2.1 Building Structure while Recognizing

In the previous chapter, we learned that finite state recognizers are machines that tell us whether a given input is accepted by some finite state automaton. We can give a word to a recognizer and the recognizer will say ``yes'' or ``no''. But often that's not enough: in addition to knowing that something is accepted by a certain FSA, we would like to have an explanation of why it was accepted. Finite State Parsers give us that kind of explanation by returning the sequence of transitions that was made.

This distinction between recognizers and parsers is a standard one: Recognizers just say ``yes'' or ``no'' while parsers also give an analysis of the input. It does not only apply to finite state machines, but also to all kinds of machines that check whether some input belongs to a language and we will make use of it throughout the course.

2.1.1 Finite State Parsers

So, in the case of a finite state parser the parser output should tell us about the transitions that had to be made in the FSA when the input was recognized. That is, the output should be a sequence of nodes and arcs. If we, for example, gave the input [h,a,h,a,!] to a parser for our first laughing automaton, it should give us [1,h,2,a,3,h,2,a,3,!,4].

There is a fairly standard technique in Prolog for turning a recognizer into a parser: add one or more extra arguments to keep track of the structure that was found. We will now use this technique to turn recognize1/2 of the last chapter into parse1/3, i.e. a parser for FSAs without jump arcs.

In the base clause, when the input is read and the FSA is in a final state, all we have to do is record that final state. So, we turn

recognize1(Node,[]) :- final(Node).

into

parse1(Node,[],[Node]) :- final(Node).

Then let's look at the recursive clause. The recursive clause of recognize1/2 looked as follows:

recognize1(Node1,String) :- arc(Node1,Node2,Label), traverse1(Label,String,NewString), recognize1(Node2,NewString).

And here is the recursive clause of parse/1:

parse1(Node1,String,[Node1,Label|Path]) :- arc(Node1,Node2,Label), traverse1(Label,String,NewString), parse1(Node2,NewString,Path).

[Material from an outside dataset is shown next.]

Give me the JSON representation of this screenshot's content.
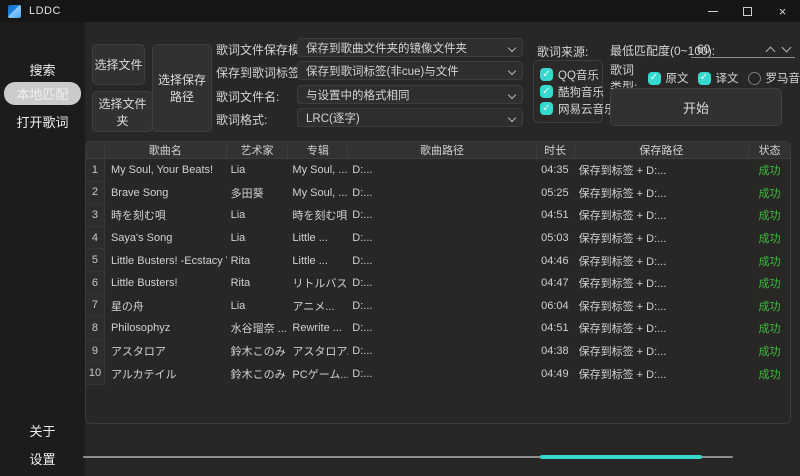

The parser records the state the FSA is in and the symbol it is reading on the transition it is taking from this state. The rest of the path, i.e. the sequence of states and arcs that the FSA will take from Node2 onwards, will be specified in the recursive call of parse1 and collected in the variable Path.

The only thing that's left to do, is to adapt the driver predicates test1/1 and generate1/1. The new driver predicates look as follows:

testparse1(Symbols,Parse) :- initial(Node), parse1(Node,Symbols,Parse).

genparse1(Symbols,Parse) :- testparse1(Symbols,Parse).

Now, let's step through an example to have a look at how the output is being built in the extra argument during recognition. Assume that we have loaded the Prolog representation of our first laughing automaton in to the Prolog database. So the database contains the following facts:

initial(1). final(4). arc(1,2,h). arc(2,3,a). arc(3,4,!). arc(3,2,h).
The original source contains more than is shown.